We tell a story that illustrates the differing Stoney-Segal coping strategies, to which we are all in some manner heir: In June 1982, as most of you know, my father died suddenly, earth shatteringly, at the age of 66. My mom, sisters and I were all gathered in Washington DC along with friends and relatives, including some of you, for the memorial. Aunt Eva, one of my dad’s 3 sisters, calls long distance and is talking to my mom as she sits in an upstairs bedroom of the Yuma Street house where she and my dad raised their family. Eva asks how she is doing, and my mom is going on about how wonderful it is to have all the girls at home. Finally, Aunt Eva can contain herself no longer, warning, “But Lib, when they leave you’re going to feel terrible – oh, you’ll feel just terrible when they leave!”

So from challenging beginnings, Elizabeth Stoney Segal grew into the remarkable woman we know today: a person of unquenchable optimism, energy and enthusiasm, an insatiable curiosity and intellect, endless admiration for and fascination with people, an enduring commitment to peace and social justice, an active imagination that delights in theatre and the arts, a stubborn streak a mile wide, a preference for serendipity over planning, someone always somewhat surprised by good fortune, good relationships and good food who wonders aloud if perhaps it’s ALL “too much” (and hence underserved), a woman who so habitually turns lemons into lemonade that she often refuses to acknowledge there were ever any small sour yellow fruits in her kitchen to begin with.

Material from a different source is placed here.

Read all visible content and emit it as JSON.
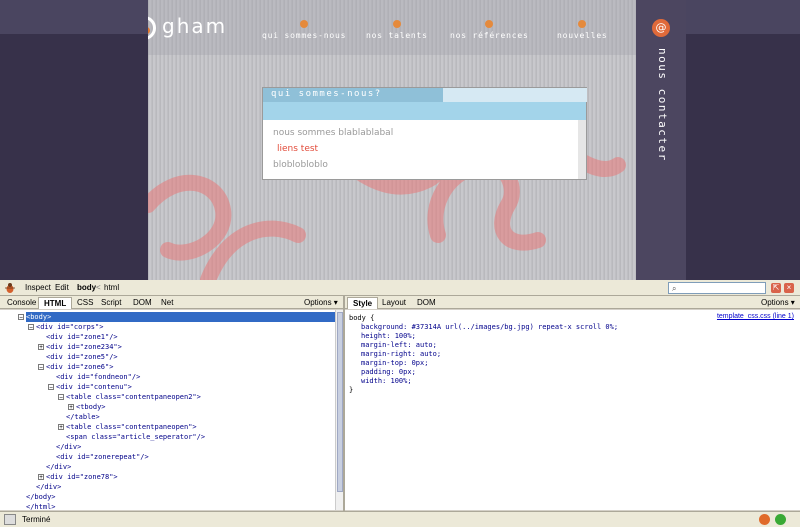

It is my belief that our greatest strengths sometimes manifest as our greatest weaknesses. In my mom’s case, the eternal positive spin can at times get, well, infuriating. Here’s what I mean: So, like hypothetically if I am walking down the street with mom -- and the amazing thing is she still wants to and can walk down the street – so, I’m walking with Grandma Lib and she happens to step on a big pile of dog doo-doo. I would say, “Oh, shit, mom you just stepped in dog doo-doo, how terrible, how unlucky, how did this happen, what did we do wrong, come, sit down, let’s clean it up”… She, on the other hand, would look down pensively unperturbed and muse, “Hmmm, will you look at the marvelous design that made on my new white shoes. Remarkable! That dog is some kind of canine artiste. Let’s find that dog and go to its next opening; better yet, get out my checkbook and cell phone, let’s raise some funds to support his work. Hey, I thought I saw an unusual dog heading thataway; Come on, hop in the car, I’m driving…” Maaaaaaam!
So, in conclusion, dear family and friends, like this last parable, I can’t be certain everything I’ve told today is true. Family history and legend sit interlaced side by side, possessing fluid boundaries, grey areas where truth is elusive and perhaps unnecessary. This was a lesson learned, or perhaps just recalled, during an epic 2004 trip to Ireland with Mom, Uncle George and Kelly. We were visiting the Aran Islands, birthplace of my mother’s father, and also the site where her grandfather, Dr. James Johnson Stoney, met his premature and mysterious death. As we walked up a stony pathway (no pun intended) towards the ancient fort of Dun Angus, we encountered an old man sitting on the side of the trail with his hat out. When he learned the name of our ancestor, his eyes widened and licking his lips in anticipation, he inquired “Ahhhh, have yeh heard the stories?”

I thank ye kindly for gathering here today to honor my mom and listen to these tales, real or imagined. It is in the listening, telling and re-telling of such stories at different times in our lives that we discover who we really are and how on God’s great green earth we came to be that way.